New Article: “Seizing Family Homes from the Innocent: Can the Eighth Amendment Protect Minorities and the Poor from Excessive Punishment in Civil Forfeiture?”

Rulli, Louis, Seizing Family Homes from the Innocent: Can the Eighth Amendment Protect Minorities and the Poor from Excessive Punishment in Civil Forfeiture? (2017). University of Pennsylvania Journal of Constitutional Law, Vol. 19, p. 1483, 2017; U of Penn Law School, Public Law Research Paper No. 17-48. [Abstract below]

Civil forfeiture laws permit the government to seize and forfeit private property that has allegedly facilitated a crime without ever charging the owner with any criminal offense. The government extracts payment in kind — property — and gives nothing to the owner in return, based upon a legal fiction that the property has done wrong. As such, the government’s taking of property through civil forfeiture is punitive in nature and constrained by the Eighth Amendment’s Excessive Fines Clause, which is intended to curb abusive punishments.

The Supreme Court’s failure to announce a definitive test for determining the constitutional excessiveness of civil forfeiture takings under the Eighth Amendment has led to disagreement among state and federal courts on the proper standard. At the same time, the War on Drugs has resulted in an explosion of civil forfeiture filings against the property of ordinary citizens — many are whom are innocent of any wrongdoing — and therefore there is a profound need for a robust constitutional test that satisfies the Eighth Amendment’s original purposes. This need has grown more urgent because civil forfeiture practices are increasingly plagued by police abuses motivated by self-gain, and recent studies show that civil forfeitures disproportionately affect low-income and minority individuals who are least able to defend their hard-earned property.

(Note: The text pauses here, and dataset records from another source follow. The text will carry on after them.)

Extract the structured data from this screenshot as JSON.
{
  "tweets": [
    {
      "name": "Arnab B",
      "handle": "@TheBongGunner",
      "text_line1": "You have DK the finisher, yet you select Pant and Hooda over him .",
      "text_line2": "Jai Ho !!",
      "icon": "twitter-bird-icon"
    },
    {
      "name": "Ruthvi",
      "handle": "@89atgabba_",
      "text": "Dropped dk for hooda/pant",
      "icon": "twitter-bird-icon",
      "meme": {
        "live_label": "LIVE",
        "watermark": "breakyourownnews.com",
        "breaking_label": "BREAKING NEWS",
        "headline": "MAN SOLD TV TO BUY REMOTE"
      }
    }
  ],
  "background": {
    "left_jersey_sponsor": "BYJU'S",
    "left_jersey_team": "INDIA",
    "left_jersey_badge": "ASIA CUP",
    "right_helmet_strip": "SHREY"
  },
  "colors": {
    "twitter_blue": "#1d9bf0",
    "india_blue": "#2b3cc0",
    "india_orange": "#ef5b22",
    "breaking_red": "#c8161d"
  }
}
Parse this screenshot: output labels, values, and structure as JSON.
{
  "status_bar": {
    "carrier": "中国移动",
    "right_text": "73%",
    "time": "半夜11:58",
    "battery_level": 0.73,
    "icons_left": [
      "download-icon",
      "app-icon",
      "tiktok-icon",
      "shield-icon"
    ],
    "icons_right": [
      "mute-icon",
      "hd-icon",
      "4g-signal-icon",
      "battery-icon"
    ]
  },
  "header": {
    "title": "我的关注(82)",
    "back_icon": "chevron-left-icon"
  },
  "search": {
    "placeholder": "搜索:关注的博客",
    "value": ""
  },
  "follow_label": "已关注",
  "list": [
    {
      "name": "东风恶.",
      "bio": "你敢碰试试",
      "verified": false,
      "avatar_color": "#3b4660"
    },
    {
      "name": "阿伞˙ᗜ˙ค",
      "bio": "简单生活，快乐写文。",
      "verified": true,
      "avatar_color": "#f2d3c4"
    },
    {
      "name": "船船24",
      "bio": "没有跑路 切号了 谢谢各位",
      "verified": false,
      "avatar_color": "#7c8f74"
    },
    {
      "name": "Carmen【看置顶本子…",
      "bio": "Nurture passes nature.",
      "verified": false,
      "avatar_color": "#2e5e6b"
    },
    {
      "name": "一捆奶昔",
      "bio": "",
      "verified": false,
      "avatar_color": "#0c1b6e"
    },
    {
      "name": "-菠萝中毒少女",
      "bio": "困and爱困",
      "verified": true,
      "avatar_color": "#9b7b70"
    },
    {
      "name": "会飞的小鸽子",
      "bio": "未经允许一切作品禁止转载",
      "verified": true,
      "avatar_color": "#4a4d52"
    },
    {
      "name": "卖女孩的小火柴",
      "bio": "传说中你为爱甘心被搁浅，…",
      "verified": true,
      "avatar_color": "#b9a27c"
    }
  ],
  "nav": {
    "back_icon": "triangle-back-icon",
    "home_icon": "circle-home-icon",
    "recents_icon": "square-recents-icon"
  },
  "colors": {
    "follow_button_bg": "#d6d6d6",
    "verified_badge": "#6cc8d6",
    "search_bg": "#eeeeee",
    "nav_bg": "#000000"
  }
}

This Article documents the aggressive use of civil forfeiture in Pennsylvania and, by way of illustration, presents the plight of elderly, African-American homeowners in Philadelphia who were not charged with any crime and yet faced the loss of their homes because their adult children were arrested for minor drug offenses. In such cases, the Eighth Amendment should play a vital role in preventing excessive punishments. But some courts mistakenly apply a rigid proportionality test, upon prosecutorial urging, that simply compares the market value of the home to the maximum statutory fine for the underlying drug offense. When a home value is shown to be less than the maximum fine, these courts presume the taking to be constitutional. Under such a one-dimensional test, prosecutors routinely win because the cumulative maximum fines for even minor drug offenses almost always exceed the market values of modest, inner-city homes. This cannot be the proper test. Instead, this Article contends that the proper constitutional test for excessiveness must be a searching, fact-intensive inquiry, in which courts are required to balance five essential factors: (1) the relative instrumentality of the property at issue to the predicate offense; (2) the relative culpability of the property owner; (3) the proportionality between the value of the property at issue and the gravity of the predicate offense; (4) the harm (if any) to the community caused by the offending conduct; and (5) the consequences of forfeiture to the property owner.